Open franckc opened 5 years ago
CC @tomlinton
Yep I think so, also we've had a few more reports of missed ProfilePublished events.
CC @DanielVF In case he has any brilliant ideas of what could be causing this.
Tom's theory is that the listener queries the event cache but the cache does not have the event yet and therefore event is skipped. Perhaps it is a cache synchronization problem ?
I'll spend some time looking into this tomorrow.
I may have seen this while working on a replacement of eventCache
. It should be fixed in my newer replacement. This may also be the cause of the fromBlock > toBlock
error I saw mentioned in discord.
I think this line doesn't take into account that toBlock
may not be 20k blocks forward. So once the listener is caught up, it will likely skip blocks or cause the listener to die with the above error. Restarting should fix it now, or I cold put in a quick PR if you folks would like. I'm probably still a couple days or more out from finishing #1975.
Basically, changing that increment fromBlock += 20000
to fromBlock = toBlock + 1
should fix this issue.
EDIT: Restarting may not work if whatever uses it is loading the previous state from IPFS.

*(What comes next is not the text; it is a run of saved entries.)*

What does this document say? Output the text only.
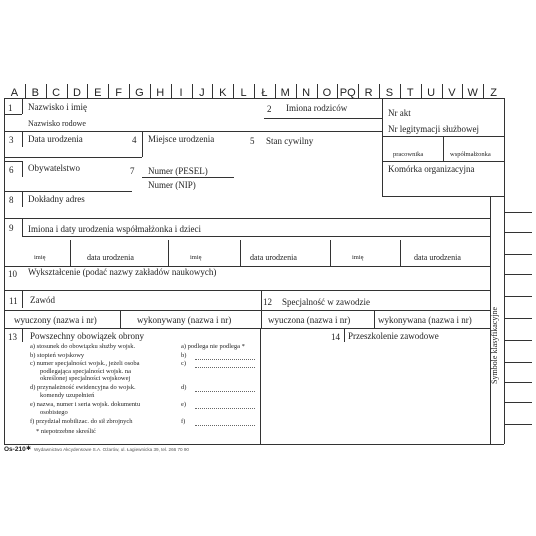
A	B	C	D	E	F	G	H	I	J	K	L	Ł	M	N	O PQ R	S	T	U	V	W	Z
Symbole klasyfikacyjne
1 Nazwisko i imię
Nazwisko rodowe
2 Imiona rodziców	Nr akt
Nr legitymacji służbowej
3 Data urodzenia	4 Miejsce urodzenia	5 Stan cywilny
pracownika	współmałżonka
6 Obywatelstwo	7 Numer (PESEL)
Numer (NIP)
Komórka organizacyjna
8 Dokładny adres
9 Imiona i daty urodzenia współmałżonka i dzieci
imię	data urodzenia	imię	data urodzenia	imię	data urodzenia
10 Wykształcenie (podać nazwy zakładów naukowych)
11 Zawód	12 Specjalność w zawodzie
wyuczony (nazwa i nr)	wykonywany (nazwa i nr)	wyuczona (nazwa i nr)	wykonywana (nazwa i nr)
13 Powszechny obowiązek obrony	14 Przeszkolenie zawodowe
a) stosunek do obowiązku służby wojsk.
b) stopień wojskowy
c) numer specjalności wojsk., jeżeli osoba
podlegająca specjalności wojsk. na
określonej specjalności wojskowej
d) przynależność ewidencyjna do wojsk.
komendy uzupełnień
e) nazwa, numer i seria wojsk. dokumentu
osobistego
f) przydział mobilizac. do sił zbrojnych
* niepotrzebne skreślić
a) podlega nie podlega *
b)
c)
d)
e)
f)
Os-210 ✱ Wydawnictwo Akcydensowe S.A. Ożarów, ul. Łagiewnicka 39, tel. 266 70 90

Thanks @mikeshultz ! Yes I think a small PR to fix current code would be awesome since it is causing issues in production.
Now, I'm worried that the change you suggest will cause a huge amount of requests to be issued to Infura. Basically one per block, which is probably not good... ?
One thing I realized looking at this code is that since we are parallelizing calls to Infura, events may not end up being stored in the cache in blockchain order ? https://github.com/OriginProtocol/origin/blob/master/packages/graphql/src/utils/eventCache.js#L25
Wonder if that could also cause some issues...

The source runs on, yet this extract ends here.